When the government was drafting this year's Budget, it seems the only thing it had in mind was elections later this year. No wonder then that when the interim Finance Minister, Piyush Goyal, unpacked his customary Budget suitcase, it had many goodies for the common man, farmers and workers in unorganised sectors.
In what some of the critics called the cash-for-vote Budget, the government seems to have thrown fiscal prudence to the winds. In announcing a direct benefit transfer scheme for farmers — under which it plans to give 6,000 every year to 120 million farmers with landholding of less than 2 hectares — the government took an additional financial burden of 75,000 crore in the next financial year. Since the scheme has been made effective retrospectively, from January 1, 2019, a provision of 21,100 crore has been made in the current financial year as well.

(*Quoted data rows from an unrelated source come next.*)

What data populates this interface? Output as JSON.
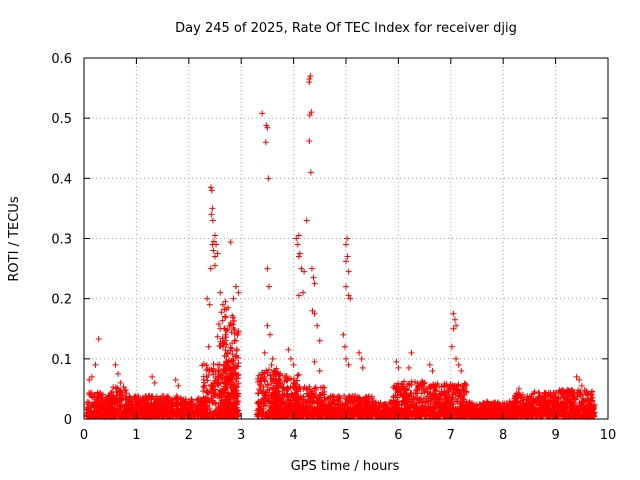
{
  "chart_data": {
    "type": "scatter",
    "title": "Day 245 of 2025, Rate Of TEC Index for receiver djig",
    "xlabel": "GPS time / hours",
    "ylabel": "ROTI / TECUs",
    "xlim": [
      0,
      10
    ],
    "ylim": [
      0,
      0.6
    ],
    "xticks": [
      0,
      1,
      2,
      3,
      4,
      5,
      6,
      7,
      8,
      9,
      10
    ],
    "yticks": [
      0,
      0.1,
      0.2,
      0.3,
      0.4,
      0.5,
      0.6
    ],
    "xtick_labels": [
      "0",
      "1",
      "2",
      "3",
      "4",
      "5",
      "6",
      "7",
      "8",
      "9",
      "10"
    ],
    "ytick_labels": [
      "0",
      "0.1",
      "0.2",
      "0.3",
      "0.4",
      "0.5",
      "0.6"
    ],
    "grid": true,
    "marker": "+",
    "color": "#ff0000",
    "gap_hours": [
      3.0,
      3.3
    ],
    "series": [
      {
        "name": "ROTI",
        "points": [
          [
            0.28,
            0.133
          ],
          [
            0.22,
            0.09
          ],
          [
            0.15,
            0.07
          ],
          [
            0.1,
            0.065
          ],
          [
            0.6,
            0.09
          ],
          [
            0.65,
            0.075
          ],
          [
            0.7,
            0.06
          ],
          [
            1.3,
            0.07
          ],
          [
            1.35,
            0.06
          ],
          [
            1.75,
            0.065
          ],
          [
            1.8,
            0.055
          ],
          [
            2.35,
            0.2
          ],
          [
            2.4,
            0.19
          ],
          [
            2.38,
            0.12
          ],
          [
            2.42,
            0.385
          ],
          [
            2.44,
            0.38
          ],
          [
            2.45,
            0.35
          ],
          [
            2.43,
            0.34
          ],
          [
            2.46,
            0.33
          ],
          [
            2.5,
            0.305
          ],
          [
            2.48,
            0.295
          ],
          [
            2.52,
            0.29
          ],
          [
            2.45,
            0.29
          ],
          [
            2.47,
            0.28
          ],
          [
            2.5,
            0.27
          ],
          [
            2.55,
            0.275
          ],
          [
            2.42,
            0.25
          ],
          [
            2.5,
            0.255
          ],
          [
            2.6,
            0.21
          ],
          [
            2.65,
            0.19
          ],
          [
            2.7,
            0.195
          ],
          [
            2.75,
            0.185
          ],
          [
            2.8,
            0.294
          ],
          [
            2.9,
            0.22
          ],
          [
            2.85,
            0.2
          ],
          [
            2.95,
            0.21
          ],
          [
            2.6,
            0.15
          ],
          [
            2.7,
            0.14
          ],
          [
            2.8,
            0.16
          ],
          [
            2.9,
            0.13
          ],
          [
            2.65,
            0.12
          ],
          [
            2.75,
            0.11
          ],
          [
            2.85,
            0.1
          ],
          [
            3.4,
            0.508
          ],
          [
            3.48,
            0.488
          ],
          [
            3.5,
            0.484
          ],
          [
            3.47,
            0.46
          ],
          [
            3.52,
            0.4
          ],
          [
            3.5,
            0.25
          ],
          [
            3.53,
            0.22
          ],
          [
            3.5,
            0.155
          ],
          [
            3.55,
            0.14
          ],
          [
            3.45,
            0.11
          ],
          [
            3.6,
            0.1
          ],
          [
            3.58,
            0.09
          ],
          [
            3.9,
            0.115
          ],
          [
            3.95,
            0.1
          ],
          [
            4.0,
            0.09
          ],
          [
            4.05,
            0.3
          ],
          [
            4.1,
            0.305
          ],
          [
            4.08,
            0.29
          ],
          [
            4.12,
            0.275
          ],
          [
            4.1,
            0.27
          ],
          [
            4.15,
            0.25
          ],
          [
            4.2,
            0.245
          ],
          [
            4.1,
            0.205
          ],
          [
            4.18,
            0.21
          ],
          [
            4.25,
            0.33
          ],
          [
            4.3,
            0.56
          ],
          [
            4.32,
            0.57
          ],
          [
            4.3,
            0.565
          ],
          [
            4.34,
            0.51
          ],
          [
            4.31,
            0.505
          ],
          [
            4.3,
            0.462
          ],
          [
            4.33,
            0.41
          ],
          [
            4.35,
            0.25
          ],
          [
            4.38,
            0.235
          ],
          [
            4.4,
            0.225
          ],
          [
            4.36,
            0.18
          ],
          [
            4.4,
            0.175
          ],
          [
            4.45,
            0.155
          ],
          [
            4.5,
            0.13
          ],
          [
            4.4,
            0.095
          ],
          [
            4.5,
            0.08
          ],
          [
            5.02,
            0.3
          ],
          [
            5.0,
            0.29
          ],
          [
            5.03,
            0.27
          ],
          [
            5.0,
            0.262
          ],
          [
            5.05,
            0.245
          ],
          [
            5.0,
            0.22
          ],
          [
            5.05,
            0.205
          ],
          [
            5.08,
            0.2
          ],
          [
            4.95,
            0.14
          ],
          [
            4.98,
            0.12
          ],
          [
            5.0,
            0.1
          ],
          [
            5.05,
            0.09
          ],
          [
            5.25,
            0.11
          ],
          [
            5.3,
            0.1
          ],
          [
            5.32,
            0.085
          ],
          [
            5.96,
            0.095
          ],
          [
            6.0,
            0.085
          ],
          [
            6.25,
            0.11
          ],
          [
            6.2,
            0.085
          ],
          [
            6.6,
            0.09
          ],
          [
            6.65,
            0.08
          ],
          [
            7.05,
            0.175
          ],
          [
            7.08,
            0.165
          ],
          [
            7.1,
            0.155
          ],
          [
            7.05,
            0.15
          ],
          [
            7.02,
            0.12
          ],
          [
            7.1,
            0.1
          ],
          [
            7.15,
            0.09
          ],
          [
            7.2,
            0.08
          ],
          [
            8.3,
            0.05
          ],
          [
            8.6,
            0.045
          ],
          [
            9.4,
            0.07
          ],
          [
            9.45,
            0.065
          ],
          [
            9.5,
            0.055
          ]
        ],
        "dense_bands": [
          {
            "x": [
              0.05,
              0.55
            ],
            "y_max": 0.04
          },
          {
            "x": [
              0.5,
              0.85
            ],
            "y_max": 0.05
          },
          {
            "x": [
              0.85,
              1.85
            ],
            "y_max": 0.035
          },
          {
            "x": [
              1.85,
              2.3
            ],
            "y_max": 0.03
          },
          {
            "x": [
              2.25,
              2.95
            ],
            "y_max": 0.09
          },
          {
            "x": [
              2.55,
              2.95
            ],
            "y_max": 0.18
          },
          {
            "x": [
              3.3,
              3.75
            ],
            "y_max": 0.08
          },
          {
            "x": [
              3.6,
              4.1
            ],
            "y_max": 0.07
          },
          {
            "x": [
              4.0,
              4.6
            ],
            "y_max": 0.05
          },
          {
            "x": [
              4.6,
              5.5
            ],
            "y_max": 0.035
          },
          {
            "x": [
              5.5,
              6.0
            ],
            "y_max": 0.025
          },
          {
            "x": [
              5.9,
              6.5
            ],
            "y_max": 0.06
          },
          {
            "x": [
              6.5,
              7.3
            ],
            "y_max": 0.055
          },
          {
            "x": [
              7.3,
              8.2
            ],
            "y_max": 0.025
          },
          {
            "x": [
              8.2,
              9.0
            ],
            "y_max": 0.04
          },
          {
            "x": [
              9.0,
              9.75
            ],
            "y_max": 0.045
          }
        ]
      }
    ]
  }
}
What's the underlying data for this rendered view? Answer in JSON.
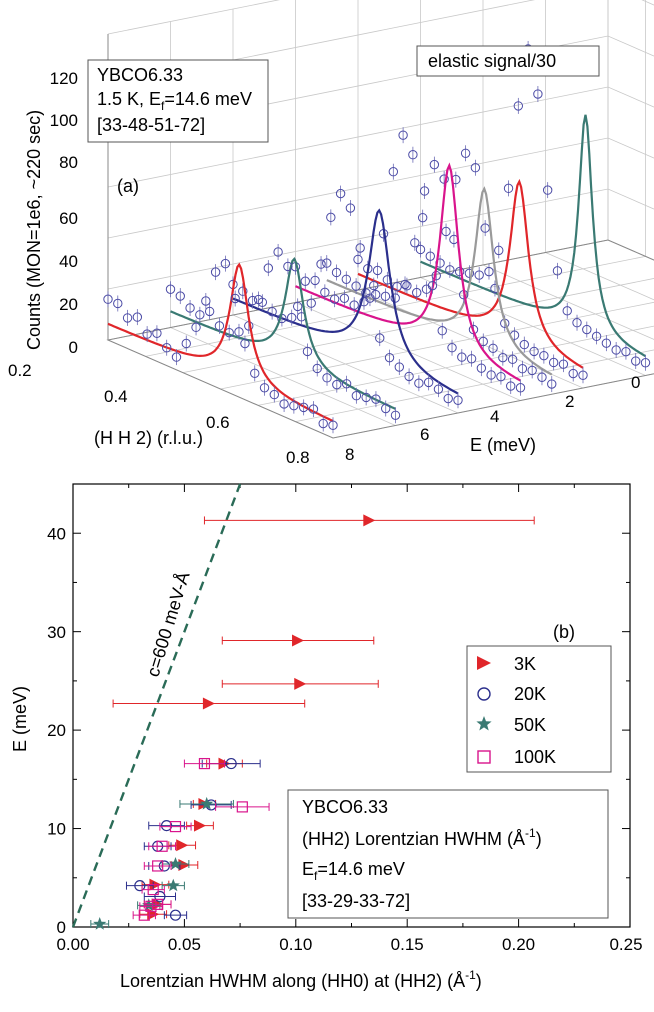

In yet another ‘popular’ announcement, the government plans to exempt individuals with up to 5 lakh taxable income from income tax. This would benefit 30 million taxpayers, and by the finance minister’s own admission, cost the exchequer around 18,500 crore.
Then there’s another big announcement — the Pradhan Mantri Shram-Yogi Maandhan pension scheme for unorganised sector workers with monthly income up to 15,000. It aims to provide an assured monthly pension of 3,000 on monthly contribution of a small amount while they are working. While the full cost of the scheme is yet to be known, the government has allocated 500 crore, promising to contribute more as and when needed.
These three alone could account for an additional 1 lakh crore spending in the next financial year, not to forget that some of the promises the government made last year (like the Ayushman Bharat health insurance scheme) had not been fully provided for in the last Budget. Some costs of existing schemes are likely to be carried forward to next year.